На рынке снова появился молодой арахис: Небесному дару уже исполнился год. Незадолго до этого в душе кормилицы, как говорится, забили барабаны: ей мучительно захотелось вернуться в деревню к собственному ребенку. Но заикнуться об этом она боялась, так как не решалась расстаться с городской жизнью. Иногда она была готова пожертвовать рисом, лапшой и хорошей одеждой во имя воссоединения с родными; эгоизм еще не полностью покорил ее сердце (во многом поэтому тетушка Лю и недолюбливала ее). Трудность заключалась в том, что она не могла отказаться от жалованья. Жалованье! Сама-то она как-нибудь прокормится, а вот его нужно полностью привезти семье. Отрыв от дома был величайшей жертвой с ее стороны, но семья нуждалась в этом жалованье. Кормилица очень хотела вернуться, домашние тоже мечтали о ее возвращении, однако чувства не могли победить жестокого рассудка. Деньги стояли между ними, как огромный дьявол, и презрительно смеялись, замораживая их кровь. «Домой, домой!» — кричала она себе, топая от нетерпения ногами, и в то же время боялась, что в один прекрасный день ей придется уйти отсюда. Если бы Небесный дар отказался от груди, все решилось бы само собой. В десять с лишним месяцев это бывает. Ее большой рот сжимался в длинную щель. Она мучительно размышляла, но по-прежнему не могла ничего придумать. Дом, деньги, дом, деньги — только эти две тени маячили в ее душе.

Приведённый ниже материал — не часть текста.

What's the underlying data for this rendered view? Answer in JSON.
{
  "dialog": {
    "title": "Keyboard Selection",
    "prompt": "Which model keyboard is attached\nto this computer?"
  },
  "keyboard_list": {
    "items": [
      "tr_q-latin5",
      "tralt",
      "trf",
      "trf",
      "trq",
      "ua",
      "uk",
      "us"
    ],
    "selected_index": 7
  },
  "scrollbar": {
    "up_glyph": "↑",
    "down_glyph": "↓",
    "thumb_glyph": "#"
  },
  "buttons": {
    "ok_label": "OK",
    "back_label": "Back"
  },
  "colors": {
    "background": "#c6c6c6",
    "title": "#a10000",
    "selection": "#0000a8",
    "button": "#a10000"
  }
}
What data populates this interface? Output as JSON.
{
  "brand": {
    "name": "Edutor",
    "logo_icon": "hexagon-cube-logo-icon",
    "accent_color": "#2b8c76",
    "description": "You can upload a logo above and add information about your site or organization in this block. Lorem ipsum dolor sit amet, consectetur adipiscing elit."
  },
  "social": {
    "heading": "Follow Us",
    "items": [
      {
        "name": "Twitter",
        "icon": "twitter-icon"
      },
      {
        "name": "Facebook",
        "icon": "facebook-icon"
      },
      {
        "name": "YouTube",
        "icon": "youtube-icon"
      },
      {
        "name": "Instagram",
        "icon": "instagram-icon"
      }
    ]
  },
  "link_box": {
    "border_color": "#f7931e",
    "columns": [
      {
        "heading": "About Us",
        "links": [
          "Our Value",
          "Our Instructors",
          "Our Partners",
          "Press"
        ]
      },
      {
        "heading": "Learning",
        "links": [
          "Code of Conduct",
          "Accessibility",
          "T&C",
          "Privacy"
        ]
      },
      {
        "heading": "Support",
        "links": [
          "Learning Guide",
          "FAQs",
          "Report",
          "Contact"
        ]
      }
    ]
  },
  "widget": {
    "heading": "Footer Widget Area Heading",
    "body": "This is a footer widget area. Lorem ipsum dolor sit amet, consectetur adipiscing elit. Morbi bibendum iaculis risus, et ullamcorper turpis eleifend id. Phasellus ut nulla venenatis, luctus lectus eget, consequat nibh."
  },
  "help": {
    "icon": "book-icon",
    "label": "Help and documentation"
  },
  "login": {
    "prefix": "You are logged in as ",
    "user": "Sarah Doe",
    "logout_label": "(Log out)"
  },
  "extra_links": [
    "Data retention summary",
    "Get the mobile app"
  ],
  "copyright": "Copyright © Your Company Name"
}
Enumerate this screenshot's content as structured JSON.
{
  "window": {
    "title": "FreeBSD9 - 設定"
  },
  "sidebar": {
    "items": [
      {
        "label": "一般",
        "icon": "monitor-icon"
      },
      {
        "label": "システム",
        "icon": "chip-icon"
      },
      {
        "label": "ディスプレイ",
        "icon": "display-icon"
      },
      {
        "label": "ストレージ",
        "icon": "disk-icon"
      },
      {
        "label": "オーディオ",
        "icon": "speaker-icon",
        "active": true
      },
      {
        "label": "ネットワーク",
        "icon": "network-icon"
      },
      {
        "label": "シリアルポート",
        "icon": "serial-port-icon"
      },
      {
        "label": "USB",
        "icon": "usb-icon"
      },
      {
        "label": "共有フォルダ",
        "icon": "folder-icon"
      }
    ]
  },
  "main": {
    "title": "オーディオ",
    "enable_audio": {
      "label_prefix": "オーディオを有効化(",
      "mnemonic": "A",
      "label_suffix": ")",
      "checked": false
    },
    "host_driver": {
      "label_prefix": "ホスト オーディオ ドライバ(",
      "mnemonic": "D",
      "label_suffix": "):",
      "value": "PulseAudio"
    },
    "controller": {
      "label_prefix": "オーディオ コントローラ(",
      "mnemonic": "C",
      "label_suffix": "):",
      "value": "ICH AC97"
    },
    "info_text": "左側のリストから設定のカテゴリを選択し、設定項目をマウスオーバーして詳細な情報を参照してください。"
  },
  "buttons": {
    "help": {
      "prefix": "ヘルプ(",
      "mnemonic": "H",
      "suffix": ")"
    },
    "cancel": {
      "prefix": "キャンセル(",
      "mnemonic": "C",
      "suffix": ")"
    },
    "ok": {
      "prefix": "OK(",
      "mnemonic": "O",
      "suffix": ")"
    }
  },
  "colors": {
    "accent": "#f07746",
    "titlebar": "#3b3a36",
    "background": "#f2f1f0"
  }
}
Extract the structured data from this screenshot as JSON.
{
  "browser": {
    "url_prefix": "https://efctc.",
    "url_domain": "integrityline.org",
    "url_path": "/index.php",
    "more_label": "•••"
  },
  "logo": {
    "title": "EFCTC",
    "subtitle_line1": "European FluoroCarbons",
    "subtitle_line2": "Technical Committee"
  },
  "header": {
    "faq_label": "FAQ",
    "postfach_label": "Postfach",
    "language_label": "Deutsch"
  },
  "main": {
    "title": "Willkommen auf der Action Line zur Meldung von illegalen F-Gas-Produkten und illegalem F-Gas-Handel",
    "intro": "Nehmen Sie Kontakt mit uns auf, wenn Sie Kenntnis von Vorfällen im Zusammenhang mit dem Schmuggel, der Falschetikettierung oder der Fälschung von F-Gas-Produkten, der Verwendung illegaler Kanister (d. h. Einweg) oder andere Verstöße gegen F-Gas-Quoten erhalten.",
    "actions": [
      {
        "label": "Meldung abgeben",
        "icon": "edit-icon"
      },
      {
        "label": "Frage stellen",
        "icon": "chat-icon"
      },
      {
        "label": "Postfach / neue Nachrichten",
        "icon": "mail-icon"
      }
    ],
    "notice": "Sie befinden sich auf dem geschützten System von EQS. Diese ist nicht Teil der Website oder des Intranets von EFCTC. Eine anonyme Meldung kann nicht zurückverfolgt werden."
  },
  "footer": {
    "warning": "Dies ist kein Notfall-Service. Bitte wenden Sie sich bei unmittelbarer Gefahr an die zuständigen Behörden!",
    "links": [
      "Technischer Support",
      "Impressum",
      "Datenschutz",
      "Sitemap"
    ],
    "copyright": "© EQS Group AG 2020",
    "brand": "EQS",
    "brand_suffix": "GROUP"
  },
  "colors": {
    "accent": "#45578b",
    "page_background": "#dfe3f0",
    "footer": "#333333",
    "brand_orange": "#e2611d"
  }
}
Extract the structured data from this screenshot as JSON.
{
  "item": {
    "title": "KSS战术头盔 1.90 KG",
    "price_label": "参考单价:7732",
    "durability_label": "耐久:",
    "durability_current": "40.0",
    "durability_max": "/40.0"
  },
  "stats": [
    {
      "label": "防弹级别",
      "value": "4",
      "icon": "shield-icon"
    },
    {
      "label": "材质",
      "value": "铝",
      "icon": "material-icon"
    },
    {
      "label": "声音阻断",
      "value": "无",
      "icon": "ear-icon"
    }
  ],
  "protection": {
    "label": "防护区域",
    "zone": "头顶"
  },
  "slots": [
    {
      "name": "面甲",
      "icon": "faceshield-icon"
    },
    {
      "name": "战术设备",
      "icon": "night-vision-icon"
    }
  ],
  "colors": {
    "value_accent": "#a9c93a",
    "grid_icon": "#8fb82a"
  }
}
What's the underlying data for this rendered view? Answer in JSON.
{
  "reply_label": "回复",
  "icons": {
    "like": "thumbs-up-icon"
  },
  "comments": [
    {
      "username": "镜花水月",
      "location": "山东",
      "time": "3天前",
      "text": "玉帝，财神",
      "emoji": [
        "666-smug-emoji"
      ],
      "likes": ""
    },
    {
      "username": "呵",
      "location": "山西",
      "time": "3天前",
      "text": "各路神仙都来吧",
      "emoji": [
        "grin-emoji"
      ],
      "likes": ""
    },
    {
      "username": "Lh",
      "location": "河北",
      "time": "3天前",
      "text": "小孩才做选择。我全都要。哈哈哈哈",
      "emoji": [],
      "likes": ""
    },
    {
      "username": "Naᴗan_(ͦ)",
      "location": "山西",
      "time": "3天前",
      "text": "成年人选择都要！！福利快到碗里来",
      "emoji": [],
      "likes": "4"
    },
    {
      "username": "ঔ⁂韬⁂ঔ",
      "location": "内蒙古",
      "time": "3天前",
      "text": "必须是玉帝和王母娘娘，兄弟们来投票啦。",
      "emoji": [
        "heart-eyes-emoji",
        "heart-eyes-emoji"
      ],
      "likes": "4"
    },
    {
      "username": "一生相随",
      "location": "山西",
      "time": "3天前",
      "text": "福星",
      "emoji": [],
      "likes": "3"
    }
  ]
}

К счастью, госпожа Ню не заговаривала о том, чтобы отнять ребенка от груди. Тетушка Лю тоже не заговаривала. О многих вещах, даже совершенно необходимых, тетушка Лю не вспоминала до тех пор, пока о них не вспомнит хозяйка; и напротив, о многих вещах, абсолютно ненужных, она вспоминала сразу же вслед за хозяйкой и, что называется, добавляла листья к веткам. Поскольку госпожа и ее прихвостень молчали, кормилица тоже могла не раскрывать рта, но по-прежнему думала о своем ребенке. Он был старше Небесного дара всего на месяц, сейчас у него день рождения. Научился ли он ходить, прорезаются ли у него зубки, не обижают ли его, что он ест, во что одевается? Она смотрела на Небесного дара и плакала. И днем, и ночью у нее в глазах стояли слезы.
Небесного дара она иногда ненавидела — из-за своего ребенка, а иногда жалела — тоже из-за своего ребенка. Порою он казался ей просто кучкой денег, умеющей сосать грудь, но в другие моменты она крепко обнимала его и осыпала поцелуями, буквально впиваясь в его щечки своим большим ртом, как лягушка, собирающаяся проглотить червячка. Небесный дар ничего не понимал. Боясь, что он откажется от груди и она потеряет работу, кормилица была вынуждена все сильнее привязываться к этой кучке денег. Она надеялась только на одно: что Небесный дар ответит добром на добро и не отпустит ее, когда ее погонят. Так удастся выгадать хотя бы несколько месяцев — на большее она не смела рассчитывать.
Кормилица все сильнее заботилась о Небесном даре и тихонечко высказывала ему свои обиды, а он лепетал в ответ, как будто что-то понимал. В других случаях она клала его на постель и пугала, говоря: «Я ухожу! Больше не вернусь!» С этими словами она делала несколько шагов к выходу и смотрела на произведенный эффект. Небесный дар перекатывался на живот, задирал голову и, упершись обеими руками в постель, агукал. Кормилице становилось немного легче на душе: все-таки ребенок что-то соображает. Но иногда он продолжал безмятежно лежать на спине и декламировать свои стишки. Тут ей приходилось туго. «Я же ухожу, негодник!» — восклицала она и… оставалась. Расстаться с жалованьем было не так легко. Она даже немного похудела от этих терзаний.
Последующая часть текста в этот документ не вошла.